Why retatrutide looks the way it does
Retatrutide's sequence is built on the glucagon-family peptide backbone — the same scaffolding that underlies the native hormones it mimics. Three engineering choices turn that scaffold into a once-weekly drug.
1. Tuned receptor selectivity
Native glucagon, GLP-1, and GIP each have distinct sequences that bind their respective receptors. Retatrutide is a hybrid: certain residues are kept from glucagon, others from GLP-1, and others again from GIP. The mix is tuned so that the molecule is a meaningful agonist at all three receptors but not equipotent — Lilly biased the activity toward weight loss while keeping glucose handling under control. [1]
2. DPP-4 resistance
Native GLP-1 lasts only a couple of minutes in the bloodstream because the enzyme DPP-4 cleaves it almost immediately. Retatrutide's sequence includes substitutions at positions DPP-4 normally targets, which makes the molecule essentially DPP-4-resistant. Without this, no peptide-based GLP-1 drug would be practical.
3. The fatty-acid tail
A long fatty-acid (C20) chain is attached to a lysine residue partway along the peptide. The chain doesn't bind the target receptors directly. Instead, it binds non-covalently to albumin, the most abundant protein in blood. Albumin binding dramatically slows renal clearance, pushing the half-life from minutes to days — enough to support once-weekly dosing. The same engineering trick is used in semaglutide and tirzepatide.
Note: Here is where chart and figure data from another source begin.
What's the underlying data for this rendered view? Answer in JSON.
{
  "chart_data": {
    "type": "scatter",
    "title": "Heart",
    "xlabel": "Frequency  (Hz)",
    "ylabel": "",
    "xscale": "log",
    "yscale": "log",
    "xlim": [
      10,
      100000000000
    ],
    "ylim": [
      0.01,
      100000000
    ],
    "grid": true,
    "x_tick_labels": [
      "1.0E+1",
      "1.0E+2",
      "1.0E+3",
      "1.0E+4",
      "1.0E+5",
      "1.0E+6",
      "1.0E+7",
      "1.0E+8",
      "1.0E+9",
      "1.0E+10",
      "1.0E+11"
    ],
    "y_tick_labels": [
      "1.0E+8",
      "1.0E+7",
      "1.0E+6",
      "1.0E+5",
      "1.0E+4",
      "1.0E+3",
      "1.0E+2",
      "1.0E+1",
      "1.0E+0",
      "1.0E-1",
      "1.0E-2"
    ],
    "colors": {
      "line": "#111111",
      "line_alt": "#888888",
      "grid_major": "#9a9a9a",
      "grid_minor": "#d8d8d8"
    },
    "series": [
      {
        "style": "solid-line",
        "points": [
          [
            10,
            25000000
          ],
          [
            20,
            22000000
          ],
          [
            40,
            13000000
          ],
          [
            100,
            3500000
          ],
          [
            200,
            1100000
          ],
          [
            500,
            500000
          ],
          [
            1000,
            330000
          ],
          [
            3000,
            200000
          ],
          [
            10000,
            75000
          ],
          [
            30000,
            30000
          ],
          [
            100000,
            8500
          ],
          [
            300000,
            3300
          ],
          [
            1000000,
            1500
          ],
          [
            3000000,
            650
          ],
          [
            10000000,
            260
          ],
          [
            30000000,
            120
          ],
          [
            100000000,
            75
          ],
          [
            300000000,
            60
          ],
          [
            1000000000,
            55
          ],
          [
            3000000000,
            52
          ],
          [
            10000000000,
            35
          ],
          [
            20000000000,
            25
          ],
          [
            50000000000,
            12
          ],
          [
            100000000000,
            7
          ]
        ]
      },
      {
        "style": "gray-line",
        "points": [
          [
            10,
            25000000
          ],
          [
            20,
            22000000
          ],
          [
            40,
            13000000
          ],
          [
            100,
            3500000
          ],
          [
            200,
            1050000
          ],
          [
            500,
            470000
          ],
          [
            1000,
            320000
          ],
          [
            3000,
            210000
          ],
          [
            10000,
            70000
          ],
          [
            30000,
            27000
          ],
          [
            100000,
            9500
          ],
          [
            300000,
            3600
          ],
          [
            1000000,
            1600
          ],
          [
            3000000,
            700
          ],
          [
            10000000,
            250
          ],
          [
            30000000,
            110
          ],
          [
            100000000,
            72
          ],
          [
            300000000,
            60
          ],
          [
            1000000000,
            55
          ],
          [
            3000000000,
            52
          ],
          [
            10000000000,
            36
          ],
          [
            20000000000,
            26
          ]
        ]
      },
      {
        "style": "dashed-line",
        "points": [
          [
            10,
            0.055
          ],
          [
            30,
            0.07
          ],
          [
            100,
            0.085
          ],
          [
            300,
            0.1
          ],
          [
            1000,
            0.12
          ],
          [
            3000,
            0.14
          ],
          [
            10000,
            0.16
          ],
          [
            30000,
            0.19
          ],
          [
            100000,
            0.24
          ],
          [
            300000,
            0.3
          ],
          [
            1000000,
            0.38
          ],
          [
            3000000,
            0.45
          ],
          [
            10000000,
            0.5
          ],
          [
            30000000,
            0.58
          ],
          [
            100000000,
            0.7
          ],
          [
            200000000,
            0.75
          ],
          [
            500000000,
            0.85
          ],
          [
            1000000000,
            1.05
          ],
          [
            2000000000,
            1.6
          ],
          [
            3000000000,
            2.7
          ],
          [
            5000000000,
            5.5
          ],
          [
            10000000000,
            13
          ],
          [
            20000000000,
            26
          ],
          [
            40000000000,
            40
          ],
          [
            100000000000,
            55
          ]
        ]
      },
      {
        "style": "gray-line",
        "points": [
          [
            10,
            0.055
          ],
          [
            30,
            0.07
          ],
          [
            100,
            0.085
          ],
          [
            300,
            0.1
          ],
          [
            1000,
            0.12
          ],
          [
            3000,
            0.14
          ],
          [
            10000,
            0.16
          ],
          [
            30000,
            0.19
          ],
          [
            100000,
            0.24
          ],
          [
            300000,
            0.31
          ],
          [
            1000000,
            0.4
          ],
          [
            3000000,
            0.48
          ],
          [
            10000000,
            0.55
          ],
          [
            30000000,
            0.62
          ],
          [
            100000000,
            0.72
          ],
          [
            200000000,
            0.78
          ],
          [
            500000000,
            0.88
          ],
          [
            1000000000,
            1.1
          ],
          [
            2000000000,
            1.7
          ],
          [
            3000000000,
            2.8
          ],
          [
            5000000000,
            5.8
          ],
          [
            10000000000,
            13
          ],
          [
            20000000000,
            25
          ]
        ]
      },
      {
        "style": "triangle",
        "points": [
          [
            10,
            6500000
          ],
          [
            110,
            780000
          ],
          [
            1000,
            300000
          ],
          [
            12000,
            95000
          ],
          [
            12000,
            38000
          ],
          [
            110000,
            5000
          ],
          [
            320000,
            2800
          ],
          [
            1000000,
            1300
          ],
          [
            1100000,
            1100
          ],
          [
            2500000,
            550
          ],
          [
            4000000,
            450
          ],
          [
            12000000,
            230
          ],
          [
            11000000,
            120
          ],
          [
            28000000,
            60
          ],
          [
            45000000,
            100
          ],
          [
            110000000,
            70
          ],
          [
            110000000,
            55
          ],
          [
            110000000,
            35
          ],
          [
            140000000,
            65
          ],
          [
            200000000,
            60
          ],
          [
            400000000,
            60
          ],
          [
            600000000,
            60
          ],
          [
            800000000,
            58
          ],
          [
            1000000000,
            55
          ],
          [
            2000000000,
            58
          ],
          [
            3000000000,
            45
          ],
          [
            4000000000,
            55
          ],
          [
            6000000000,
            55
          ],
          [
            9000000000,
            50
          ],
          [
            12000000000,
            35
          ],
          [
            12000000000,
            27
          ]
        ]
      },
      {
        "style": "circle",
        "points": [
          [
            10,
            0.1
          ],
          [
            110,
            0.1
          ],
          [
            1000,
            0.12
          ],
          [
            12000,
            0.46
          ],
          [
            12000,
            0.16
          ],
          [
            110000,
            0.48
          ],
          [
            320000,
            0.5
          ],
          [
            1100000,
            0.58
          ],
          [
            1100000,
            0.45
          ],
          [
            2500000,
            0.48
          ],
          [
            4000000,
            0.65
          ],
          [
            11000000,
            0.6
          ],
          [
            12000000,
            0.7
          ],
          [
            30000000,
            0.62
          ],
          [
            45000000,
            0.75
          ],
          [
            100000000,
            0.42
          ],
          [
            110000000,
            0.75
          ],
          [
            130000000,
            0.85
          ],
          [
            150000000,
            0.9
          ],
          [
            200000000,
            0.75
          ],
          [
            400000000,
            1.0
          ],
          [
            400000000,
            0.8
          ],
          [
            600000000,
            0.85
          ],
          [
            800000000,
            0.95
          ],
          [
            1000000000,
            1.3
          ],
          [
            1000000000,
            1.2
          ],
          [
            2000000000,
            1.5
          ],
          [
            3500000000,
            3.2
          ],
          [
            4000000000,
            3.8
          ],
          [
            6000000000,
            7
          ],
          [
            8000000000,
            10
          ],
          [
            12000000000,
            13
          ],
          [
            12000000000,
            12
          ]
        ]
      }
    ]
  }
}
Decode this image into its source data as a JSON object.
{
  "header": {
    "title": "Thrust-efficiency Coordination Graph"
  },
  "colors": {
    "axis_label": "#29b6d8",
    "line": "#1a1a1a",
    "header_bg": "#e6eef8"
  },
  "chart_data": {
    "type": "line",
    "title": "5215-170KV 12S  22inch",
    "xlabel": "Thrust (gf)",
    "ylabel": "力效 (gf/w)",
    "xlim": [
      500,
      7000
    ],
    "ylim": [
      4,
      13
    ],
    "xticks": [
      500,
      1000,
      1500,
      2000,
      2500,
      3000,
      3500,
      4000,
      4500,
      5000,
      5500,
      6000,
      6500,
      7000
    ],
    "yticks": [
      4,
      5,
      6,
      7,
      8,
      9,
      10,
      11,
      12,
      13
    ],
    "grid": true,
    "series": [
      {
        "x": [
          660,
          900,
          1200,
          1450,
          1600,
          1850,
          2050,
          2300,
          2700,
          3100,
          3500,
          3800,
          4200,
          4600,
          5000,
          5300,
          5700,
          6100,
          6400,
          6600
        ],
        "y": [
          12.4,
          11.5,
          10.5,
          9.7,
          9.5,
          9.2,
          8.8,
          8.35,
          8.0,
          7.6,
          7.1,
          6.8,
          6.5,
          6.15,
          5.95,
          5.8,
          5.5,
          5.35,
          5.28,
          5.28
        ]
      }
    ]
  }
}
What this means at the patient scale
The molecule doesn't look very different from semaglutide or tirzepatide at this resolution — it's the same general size, the same general shape, the same albumin-binding strategy. The differences are in whichresidues sit where, and that small shift is what produces a meaningful agonist at three receptors instead of one or two.
This is also why generic or compounded retatrutide is hard. A "research peptide" vendor cannot meaningfully validate that their peptide is the same molecule — sequence, fatty-acid attachment, and receptor selectivity are all critical to the drug's actual pharmacology, and none can be confirmed at home.